Il faut être confiant. Est-ce que le comité sera convaincu au point d'outrepasser les recommandations de l'UICN ? Ça, on ne sait pas. On pense que oui, mais on ne peut pas le garantir. Il faut rester prudent. On est quand même confiant. Des retours que j'ai de mes collègues, de manière informelle, c'est plutôt positif.
Je pense qu'on a une majorité au sein du Comité. Mais je ne veux pas donner l'impression que c'est gagner, il faut encore travailler. C'est ce qu'on fait en ce moment, et ce qu'on fera sur place dès que je serai à Riyad.

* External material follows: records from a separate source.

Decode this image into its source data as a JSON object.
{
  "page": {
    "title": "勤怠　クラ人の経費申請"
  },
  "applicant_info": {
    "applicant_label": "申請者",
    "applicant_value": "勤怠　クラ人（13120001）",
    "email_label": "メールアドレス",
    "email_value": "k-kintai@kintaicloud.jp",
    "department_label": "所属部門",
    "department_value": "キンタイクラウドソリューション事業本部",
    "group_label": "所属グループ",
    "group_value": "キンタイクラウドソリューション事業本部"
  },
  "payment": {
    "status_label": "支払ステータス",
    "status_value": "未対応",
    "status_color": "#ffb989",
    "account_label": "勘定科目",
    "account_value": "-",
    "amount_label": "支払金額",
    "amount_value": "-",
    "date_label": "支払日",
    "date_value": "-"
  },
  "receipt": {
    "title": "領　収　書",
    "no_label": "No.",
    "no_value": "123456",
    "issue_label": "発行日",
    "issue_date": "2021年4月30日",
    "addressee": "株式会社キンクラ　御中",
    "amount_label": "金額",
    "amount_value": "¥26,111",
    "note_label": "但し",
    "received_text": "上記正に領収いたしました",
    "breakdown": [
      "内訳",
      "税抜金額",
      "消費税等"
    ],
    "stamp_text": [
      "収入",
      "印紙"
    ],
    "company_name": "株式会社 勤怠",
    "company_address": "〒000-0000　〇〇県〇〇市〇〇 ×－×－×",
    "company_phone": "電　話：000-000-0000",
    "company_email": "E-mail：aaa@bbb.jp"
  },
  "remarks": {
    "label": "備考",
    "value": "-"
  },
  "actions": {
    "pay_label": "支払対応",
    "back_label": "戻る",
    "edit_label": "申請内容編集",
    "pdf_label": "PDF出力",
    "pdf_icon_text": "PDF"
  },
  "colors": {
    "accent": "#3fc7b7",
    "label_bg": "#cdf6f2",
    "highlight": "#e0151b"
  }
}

Philippe Franc, ambassadeur de France à l'Unesco
Avant la Martinique, ce sont les Terres australes et antarctiques françaises (TAAF) qui ont intégré la Liste du patrimoine mondial, en 2021. L'année prochaine, ce sera aux îles Marquises, en Polynésie, de défendre leur candidature... Y a-t-il une volonté particulière de la France de promouvoir les sites naturels en Outre-mer ?
Oui, absolument, c'est une des priorités. La France considère qu'il y a des régions dans le monde qui n'ont pas eu encore tout à fait leur place au sein du patrimoine mondial, comme le Pacifique ou les Caraïbes. Si vous regardez la liste des biens inscrits, vous verrez qu'il y a certaines régions du monde qui sont encore trop absentes.
Les biens français d'Outre-mer, qui sont des pépites, sont des priorités pour le gouvernement français. [L'autre priorité, c'est] l'aide apportée à certaines régions. Je pense notamment à ce qu'on appelle les petits états insulaires, qui ont créé un groupe dans les enceintes multilatérales, et qui nous sollicitent beaucoup parce qu'ils aimeraient avoir le soutien de la France pour présenter des biens régionaux. Pour la France, c'est un honneur de pouvoir soutenir des candidatures qui ne sont pas françaises, mais qui concernent des régions un petit peu oubliées ou délaissées.
Où en est la candidature de la Polynésie aujourd'hui ? Est-elle prête pour être étudiée l'année prochaine ?
La candidature [des îles Marquises] est sur la liste indicative de la France. Ensuite, il y a une mission d'évaluation qui va être effectuée dans pas longtemps. Il y aura une recommandation : soit d'inscription, soit de différer, comme pour la Martinique [l'UICN peut aussi recommander de renvoyer la candidature, voire de ne pas inscrire le bien, NDLR]. À ce moment-là, on rentrera dans le processus du Comité du patrimoine mondial.
Y aura-t-il d'autres biens Outre-mer dans la liste indicative de la France dans les prochains mois ou prochaines années ?
Oui, tout fait. [L'ambassadeur n'a pas souhaité préciser quels sites sont concernés.]